The availability of synthetic DNA also provided new impetus in the study of DNA and RNA structure. X-ray diffraction (Section 15.4) played an outsize role in investigations directed at the structure and function of the nucleic acids. Experiments using fibres of calf thymus DNA had led to the discovery of the double helix and the A- and B-forms of DNA (‘structure A and structure B’).20–22  Fibre diffraction was also key to the discovery of the RNA double helix37  and hybridization38  and to deriving the first model of three-stranded RNA.39 

In the early 1970s, single crystal X-ray crystallographic techniques were applied to solve the structures of the dinucleoside phosphates, ApU40  and GpC,41  by Rich and co-workers in Cambridge, USA. This was followed by the complete structure of yeast phenylalanine tRNA (Figure 2.36), determined independently by Rich and colleagues42  and by Klug and colleagues43  in Cambridge, England. For the first time, the complementary base-pairing between two strands could be seen in greater detail than was previously possible from studies of DNA and RNA fibres. ApU formed a double helix by end-to-end packing of molecules, with Watson–Crick pairing clearly in evidence between each strand. The tRNA showed not only Watson–Crick pairs, but also a variety of alternative base-pairs and base triples, many of which were entirely novel (Section 2.4.7).

Then in 1978, the structure of synthetic d(pATAT) was solved by Kennard and her group in Cambridge.44  This tetramer also formed an extended double helix, but excitingly revealed that there was a substantial sequence-dependence in its conformation. The angles between neighbouring dA and dT residues were quite different between the A–T sequence and the T–A sequence elements. Soon after, Wang and colleagues discovered that synthetic d(CGCGCG) adopted a totally unpredicted, left-handed Z-DNA conformation.45  This was soon followed by the demonstration of both a B-DNA helix in a synthetic dodecamer by Dickerson and colleagues in California46  and an A-DNA helix in an octamer by Kennard and colleagues,47  all of which decisively put an end to the idea that DNA had an invariant rod-like structure. Clearly, DNA could adopt different conformations dependent on sequence and also on its external environment (Sections 2.2 and 2.3). More importantly, an immediate inference could be drawn that conformational differences in DNA (or the potential for their formation) might be recognized by other molecules. Thus, it was not long before synthetic DNA was also being used in the study of DNA binding to carcinogens and drugs (Chapters 11 and 12) and to proteins (Chapter 13).

These spectacular advances were only possible because of the equally dramatic improvements in methods of oligonucleotide synthesis that took place in the late 1970s and early 1980s. The laborious manual work of the early gene synthesis days was replaced by reliable automated DNA synthesis machines, which within hours could assemble sequences well in excess of 100 residues (Section 7.1.4). Khorana's vision of the importance of synthetic DNA has been fully realized.

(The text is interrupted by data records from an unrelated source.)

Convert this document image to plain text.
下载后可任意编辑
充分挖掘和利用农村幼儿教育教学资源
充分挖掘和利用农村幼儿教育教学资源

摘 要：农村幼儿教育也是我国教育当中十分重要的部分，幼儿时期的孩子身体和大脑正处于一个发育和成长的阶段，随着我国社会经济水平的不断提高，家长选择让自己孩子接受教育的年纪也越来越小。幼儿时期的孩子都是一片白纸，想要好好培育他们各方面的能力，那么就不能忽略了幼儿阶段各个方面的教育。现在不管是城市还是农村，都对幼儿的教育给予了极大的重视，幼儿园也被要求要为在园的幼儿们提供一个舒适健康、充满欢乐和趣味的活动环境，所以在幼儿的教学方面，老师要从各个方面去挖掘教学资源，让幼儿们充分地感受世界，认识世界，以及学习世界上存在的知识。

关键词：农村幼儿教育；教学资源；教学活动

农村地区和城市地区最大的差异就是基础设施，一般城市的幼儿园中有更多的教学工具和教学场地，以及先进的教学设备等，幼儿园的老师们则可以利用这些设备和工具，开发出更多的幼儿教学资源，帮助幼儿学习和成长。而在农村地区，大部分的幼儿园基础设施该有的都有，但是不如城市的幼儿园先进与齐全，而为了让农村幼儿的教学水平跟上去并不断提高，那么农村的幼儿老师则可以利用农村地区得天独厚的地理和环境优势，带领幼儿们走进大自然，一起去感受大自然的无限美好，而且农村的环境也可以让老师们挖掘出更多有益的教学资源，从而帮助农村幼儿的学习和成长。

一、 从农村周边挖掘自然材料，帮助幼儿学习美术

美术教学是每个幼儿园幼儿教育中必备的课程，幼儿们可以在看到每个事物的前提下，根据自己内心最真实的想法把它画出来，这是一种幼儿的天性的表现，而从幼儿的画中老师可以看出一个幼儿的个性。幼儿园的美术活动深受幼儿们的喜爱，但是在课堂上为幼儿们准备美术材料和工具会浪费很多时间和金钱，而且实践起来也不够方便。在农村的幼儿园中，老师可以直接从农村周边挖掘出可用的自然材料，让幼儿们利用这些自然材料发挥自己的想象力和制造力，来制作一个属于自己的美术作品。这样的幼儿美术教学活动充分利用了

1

In its early days, molecular biology was a monotheistic religion. Its creed: “Information flows from DNA to RNA to protein” clearly designated the almighty as DNA. Messenger RNA (mRNA) was identified as a subservient intermediate between the repository of hereditary information and the product of its sole activity, proteins, which called for the availability of enzymes as the only known biocatalysts. Jim Watson founded an RNA Tie Club in 1954 giving it the aim of solving the riddle of the RNA structure and understanding how it built proteins. In one of its meetings in 1954, Francis Crick proposed the existence of an adaptor molecule to facilitate this process, postulating it to be about 5–10 nucleotides long. Paul Zamecnik, along with Mahlon Hoagland and Mary Stephenson, in 1958 identified the existence of such adaptors as soluble RNAs, now known as transfer RNA (tRNA), and showed them to be around 100 nucleotides long with a complex role in protein biosynthesis.48  This milestone in molecular biology led in 1961 to the serendipitous discovery by Marshall Nirenberg and colleagues that polyuridylic acid acted as mRNA in a cell-free synthesis to generate exclusively polyphenylalanine.49  They thereby identified UUU as the codon for Phe, the first triplet in the Genetic Code and Nirenberg was awarded the Nobel Prize in 1968 for the Genetic Code, shared with Robert Holley and Gobind Khorana.50 

For many years, tRNA and mRNA along with the RNA present in the ribosomes of bacterial and eukaryotic cells were deemed to define the roles of RNA in cellular activity. Many incremental stages of development in RNA studies have eroded this simplistic view of RNA, of which two primary ones will be described here.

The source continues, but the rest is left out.